- Theatrical release poster
- Directed by: Nazareth Vega
- Written by: Nazareth Vega
- Produced by: Lucía Gutiérrez
- Starring: Imanol Rivera Luis Arroyo Andrea Marla
- Cinematography: Raúl Rossel
- Edited by: Nazareth Vega
- Music by: Rodrigo Ponce Aparicio
- Production company: Mestizo Films
- Release date: March 30, 2023 (Arequipa);
- Running time: 77 minutes
- Country: Peru
- Language: Spanish

= Revolution (2023 film) =

Revolution (Spanish: Revolución) is a 2023 Peruvian coming-of-age drama film written, edited and directed by Nazareth Vega in her directorial debut, starring Imanol Rivera, Luis Arroyo and Andrea Marla. It is about a teenager who dreams of being a musician, but after not being chosen in a talent casting, he runs away from home to live on the streets where he will revalue his friendship with his friends.

== Synopsis ==
Daniel is a high school senior who dreams of being a musician, but after not being selected in a talent casting, his world falls apart.

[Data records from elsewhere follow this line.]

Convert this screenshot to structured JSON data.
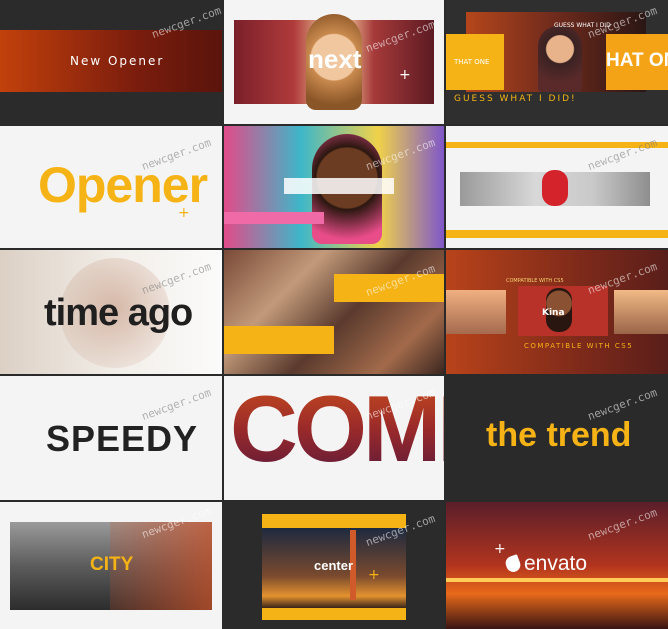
{
  "tiles": {
    "r1c1": {
      "text": "New Opener"
    },
    "r1c2": {
      "text": "next"
    },
    "r1c3": {
      "left": "THAT ONE",
      "right": "HAT ON",
      "tagline": "GUESS WHAT I DID!",
      "small": "GUESS WHAT I DID"
    },
    "r2c1": {
      "text": "Opener"
    },
    "r3c1": {
      "text": "time ago"
    },
    "r3c3": {
      "small": "COMPATIBLE WITH CS5",
      "name": "Kina",
      "tagline": "COMPATIBLE WITH CS5"
    },
    "r4c1": {
      "text": "SPEEDY"
    },
    "r4c2": {
      "text": "COME"
    },
    "r4c3": {
      "text": "the trend"
    },
    "r5c1": {
      "text": "CITY"
    },
    "r5c2": {
      "text": "center"
    },
    "r5c3": {
      "text": "envato"
    }
  },
  "watermark": "newcger.com",
  "colors": {
    "accent": "#f5b316",
    "dark": "#242424",
    "light": "#f4f4f4"
  }
}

He is tormented by memories of his last relationship, he has a fight with his father and even argues with Teo and Mariana, his best friends. One day Daniel decides to run away from home, beginning a journey towards a hostile world, which will test his integrity as a person, but will also make him revalue the friendship of Teo and Mariana and the love of his family.

== Cast ==

- Imanol Rivera as Daniel Raeli
- Luis Arroyo as Teo
- Andrea Marla as Mariana
- Adrián Mercado as Daniel's father
- Martha Rebaza as Mariana's grandmother
- Patricia Leyva Rodriguez
- Lizeth Fernández

== Production ==
Principal photography began on January 13, 2019, and ended that same year. Then, in 2020, the editing phase began and new scenes were recorded the next year.

== Release ==
The film had an alternative distribution through cultural centers and Peruvian independent theaters whose first screening was on March 30, 2023, at the Mario Vargas Llosa House Museum, Arequipa, then it was screened on June 21, 2023, at the Cinema Hall of El Galpón, in Pueblo Libre, on June 23, 2023, at the Museum of Contemporary Art of Lima, Barranco, from the 24th to the 25th of the same month in the Armando Robles Godoy movie theater, Lima.

== Reception ==
Nilton Arana Torres from Cinencuentro comments that the film doesn't finish developing its own personality because the visual, narrative or sound proposal clashes at various times. Likewise, the characters' conflict is not explored correctly due to the length and inconsistent performances on the part of the cast. However, he highlights photography because it manages to capture the grandeur of rural areas.